Too many women have said, “#MeToo.” Too many women carry the burden of sexual abuse. Too many institutions stand idly by.

Earlier this month, WNBA All-Star Layshia Clarendon claimed she was sexually assaulted by a longtime Cal employee, Mohamed Muqtar, adding her name to the growing list of brave survivors seeking justice and Cal Athletics’ name to the growing list of institutions that have systematically failed to protect female athletes.

While a societal shift in how men are being held accountable for inappropriate behavior is occurring across professional and personal boundaries, the legal shift is lacking.

After Secretary of Education Betsy DeVos announced potential changes to Title IX protections last September, legal absence will not only leave victims such as Clarendon without protection from perpetrators, but also foster a culture in which women, especially on college campuses, are vulnerable to predatory men.

One in five college women will be sexually assaulted. Only 20 percent of female college victims report assaults to law enforcement. Out of every 1000 rapes, 994 perpetrators walk free.

Athletes — especially female student-athletes at the height of their career — are more vulnerable to sexual exploitation.

The deregulations demonstrate a pervasive inability to understand power imbalances in sexual assault.

Muqtar could seriously hinder Clarendon’s basketball career. Larry Nassar could send his victims to the Olympics. These women were already on an unequal playing field: They were victims of the socially enforced importance of men of authority.

While DeVos and her proponents lament the treatment and vilification of the accused, they ironically assume that the victim is originally treated fairly.

In her civil suit, Clarendon claims negligence on the part of the university regents for failing to investigate allegations that Muqtar, the assistant athletic director for student services, had sexually assaulted and harassed athletes as early as 2007.

DeVos is not concerned by the alarming statistics regarding sexual assault or by how Clarendon’s experience echoes a harrowing trend of abusive men taking advantage of female athletes.

Her department has actively worked to roll back Obama-era regulations from a 2011 “Dear Colleague” letter that articulated institutions’ longstanding, and often overlooked, Title IX requirements. These requirements included safeguards for the accused and accuser and procedural implementations such as the use of preponderance of the evidence (the historical precedent for evidence standard in all civil suits).
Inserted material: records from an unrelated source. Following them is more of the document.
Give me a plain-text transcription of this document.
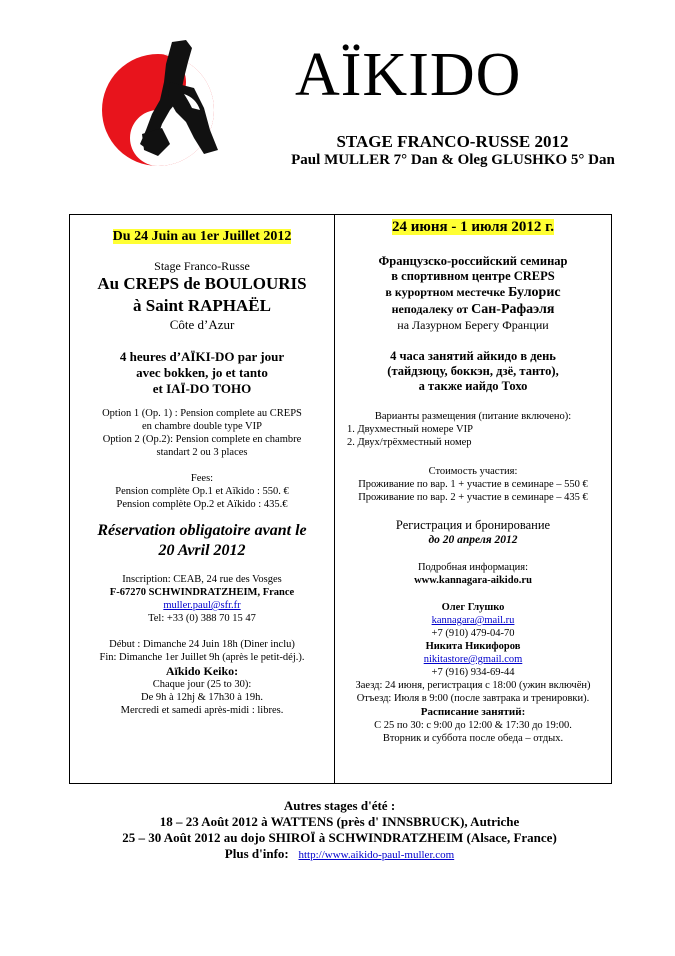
AÏKIDO
STAGE FRANCO-RUSSE 2012
Paul MULLER 7° Dan & Oleg GLUSHKO 5° Dan
Du 24 Juin au 1er Juillet 2012
Stage Franco-Russe
Au CREPS de BOULOURIS
à Saint RAPHAËL
Côte d’Azur
4 heures d’AÏKI-DO par jour
avec bokken, jo et tanto
et IAÏ-DO TOHO
Option 1 (Op. 1) : Pension complete au CREPS
en chambre double type VIP
Option 2 (Op.2): Pension complete en chambre
standart 2 ou 3 places
Fees:
Pension complète Op.1 et Aïkido : 550. €
Pension complète Op.2 et Aïkido : 435.€
Réservation obligatoire avant le
20 Avril 2012
Inscription: CEAB, 24 rue des Vosges
F-67270 SCHWINDRATZHEIM, France
muller.paul@sfr.fr
Tel: +33 (0) 388 70 15 47
Début : Dimanche 24 Juin 18h (Diner inclu)
Fin: Dimanche 1er Juillet 9h (après le petit-déj.).
Aïkido Keiko:
Chaque jour (25 to 30):
De 9h à 12hj & 17h30 à 19h.
Mercredi et samedi après-midi : libres.
24 июня - 1 июля 2012 г.
Французско-российский семинар
в спортивном центре CREPS
в курортном местечке Булорис
неподалеку от Сан-Рафаэля
на Лазурном Берегу Франции
4 часа занятий айкидо в день
(тайдзюцу, боккэн, дзё, танто),
а также иайдо Тохо
Варианты размещения (питание включено):
1. Двухместный номере VIP
2. Двух/трёхместный номер
Стоимость участия:
Проживание по вар. 1 + участие в семинаре – 550 €
Проживание по вар. 2 + участие в семинаре – 435 €
Регистрация и бронирование
до 20 апреля 2012
Подробная информация:
www.kannagara-aikido.ru
Олег Глушко
kannagara@mail.ru
+7 (910) 479-04-70
Никита Никифоров
nikitastore@gmail.com
+7 (916) 934-69-44
Заезд: 24 июня, регистрация с 18:00 (ужин включён)
Отъезд: Июля в 9:00 (после завтрака и тренировки).
Расписание занятий:
С 25 по 30: с 9:00 до 12:00 & 17:30 до 19:00.
Вторник и суббота после обеда – отдых.
Autres stages d'été :
18 – 23 Août 2012 à WATTENS (près d' INNSBRUCK), Autriche
25 – 30 Août 2012 au dojo SHIROÏ à SCHWINDRATZHEIM (Alsace, France)
Plus d'info: http://www.aikido-paul-muller.com
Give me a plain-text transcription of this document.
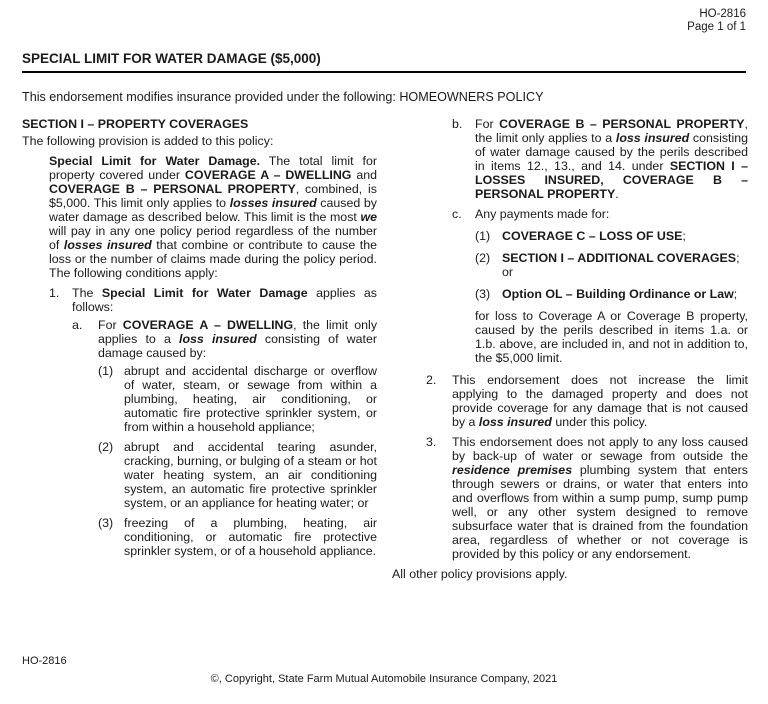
HO-2816
Page 1 of 1
SPECIAL LIMIT FOR WATER DAMAGE ($5,000)
This endorsement modifies insurance provided under the following: HOMEOWNERS POLICY

SECTION I – PROPERTY COVERAGES

The following provision is added to this policy:

Special Limit for Water Damage. The total limit for property covered under COVERAGE A – DWELLING and COVERAGE B – PERSONAL PROPERTY, combined, is $5,000. This limit only applies to losses insured caused by water damage as described below. This limit is the most we will pay in any one policy period regardless of the number of losses insured that combine or contribute to cause the loss or the number of claims made during the policy period. The following conditions apply:

1. The Special Limit for Water Damage applies as follows:

a. For COVERAGE A – DWELLING, the limit only applies to a loss insured consisting of water damage caused by:

(1) abrupt and accidental discharge or overflow of water, steam, or sewage from within a plumbing, heating, air conditioning, or automatic fire protective sprinkler system, or from within a household appliance;

(2) abrupt and accidental tearing asunder, cracking, burning, or bulging of a steam or hot water heating system, an air conditioning system, an automatic fire protective sprinkler system, or an appliance for heating water; or

(3) freezing of a plumbing, heating, air conditioning, or automatic fire protective sprinkler system, or of a household appliance.

b. For COVERAGE B – PERSONAL PROPERTY, the limit only applies to a loss insured consisting of water damage caused by the perils described in items 12., 13., and 14. under SECTION I – LOSSES INSURED, COVERAGE B – PERSONAL PROPERTY.

c. Any payments made for:

(1) COVERAGE C – LOSS OF USE;

(2) SECTION I – ADDITIONAL COVERAGES; or

(3) Option OL – Building Ordinance or Law;

for loss to Coverage A or Coverage B property, caused by the perils described in items 1.a. or 1.b. above, are included in, and not in addition to, the $5,000 limit.

2. This endorsement does not increase the limit applying to the damaged property and does not provide coverage for any damage that is not caused by a loss insured under this policy.

3. This endorsement does not apply to any loss caused by back-up of water or sewage from outside the residence premises plumbing system that enters through sewers or drains, or water that enters into and overflows from within a sump pump, sump pump well, or any other system designed to remove subsurface water that is drained from the foundation area, regardless of whether or not coverage is provided by this policy or any endorsement.

All other policy provisions apply.

HO-2816
©, Copyright, State Farm Mutual Automobile Insurance Company, 2021
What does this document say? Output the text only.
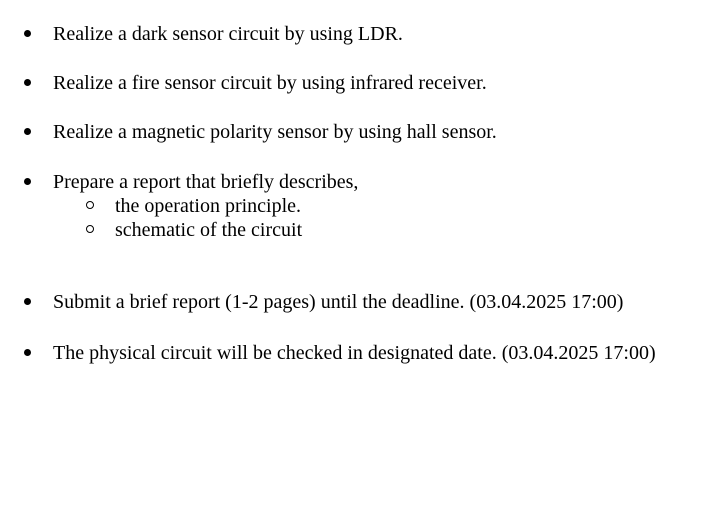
Realize a dark sensor circuit by using LDR.
Realize a fire sensor circuit by using infrared receiver.
Realize a magnetic polarity sensor by using hall sensor.
Prepare a report that briefly describes,
the operation principle.
schematic of the circuit
Submit a brief report (1-2 pages) until the deadline. (03.04.2025 17:00)
The physical circuit will be checked in designated date. (03.04.2025 17:00)
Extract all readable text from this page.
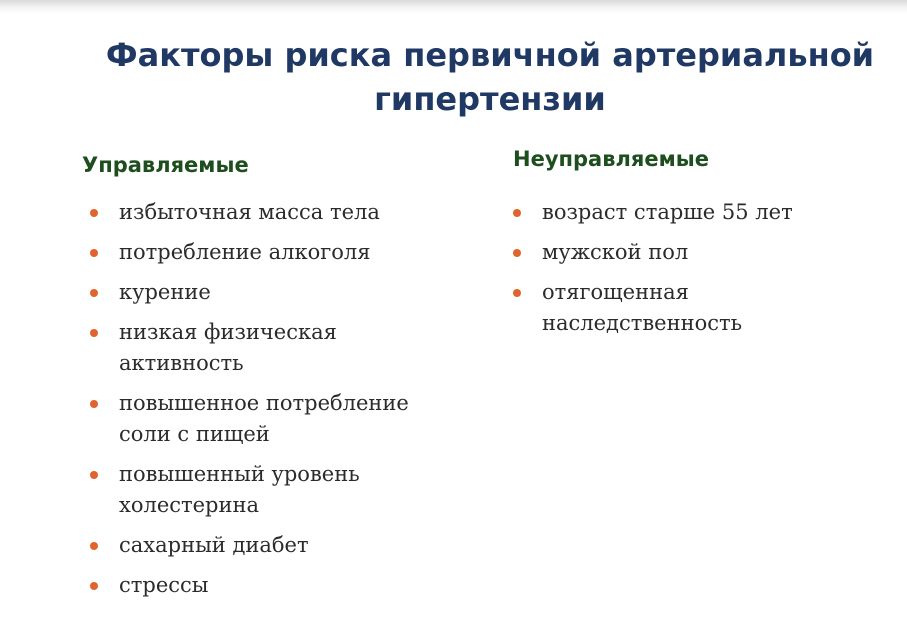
Факторы риска первичной артериальной гипертензии
Управляемые
избыточная масса тела
потребление алкоголя
курение
низкая физическая активность
повышенное потребление соли с пищей
повышенный уровень холестерина
сахарный диабет
стрессы
Неуправляемые
возраст старше 55 лет
мужской пол
отягощенная наследственность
DeVos’ guidelines give authority to institutions to create their own response to assault reports and fail to identify any due process safeguards for victims. The guidelines additionally state that prosecutors must provide “clear and convincing evidence,” placing more burden on the accuser.  Schools can create appeal processes only for the accused and deny the accuser, and they are not held to a timely investigation.

Deregulations are the sexual assault version of “all lives matter.” Proponents for the deregulations argue that Title IX has protected victims at the detriment of the accused. They are not completely wrong; the accused deserve due process and safeguards for a fair trial. But proponents then deny the demonstrable evidence of problematic institutional legacies failing to adequately respond to sexual assault reports.

On top of this, victims face substantially greater psychological burden.

Known as “The Mayor” and a friend of student-athletes, Muqtar’s emotional and physical manipulation of players is not unlike that of Nassar, the disgraced Michigan State University and USA Gymnastics athletic trainer who was sentenced last week to 175 years in prison for molesting more than 140 girls.

Without federal enforcement of legal requirements in Title IX, men like Muqtar and Nassar will continue to abuse power and not be held accountable.

As demonstrated by the failed Title IX investigation of Nassar by MSU in 2014, in which the investigators were all tied to either Nassar or the university, the internal investigations that DeVos’ guidelines favor lack transparency. Sweeping discretion and power imbalance complicate investigations,  disincentivizing institutions to adequately respond.

DeVos even met with MSU president Lou Anna Simon two days before announcing the Title IX changes. Last week, Simon resigned because of her handling of sexual assault reporting during her tenure. (Sound familiar, Nicholas Dirks?)

It’s important to be clear: the Obama-era regulations did not resolve the issue of sexual assault on college campuses. But if schools are still failing to live up to their legal obligations to victims or accusers, the Department of Education must strengthen enforcement of Title IX obligations, not relax them.

Demand for women’s safety used to be a bipartisan effort. Former President Richard Nixon’s Republican administration even instituted Title IX in 1972. But it comes as no surprise that the latest threat to women’s rights is from a an administration whose president who is a sexual assault perpetrator and used sports culture to justify his actions.

Unfortunately, there is plenty of burden to bear — not by women, but by the predatory men, the institutions and the administration of President Donald Trump. Deregulation of Title IX does not make athletes or students safer, but rather piles the burden on complicit institutions.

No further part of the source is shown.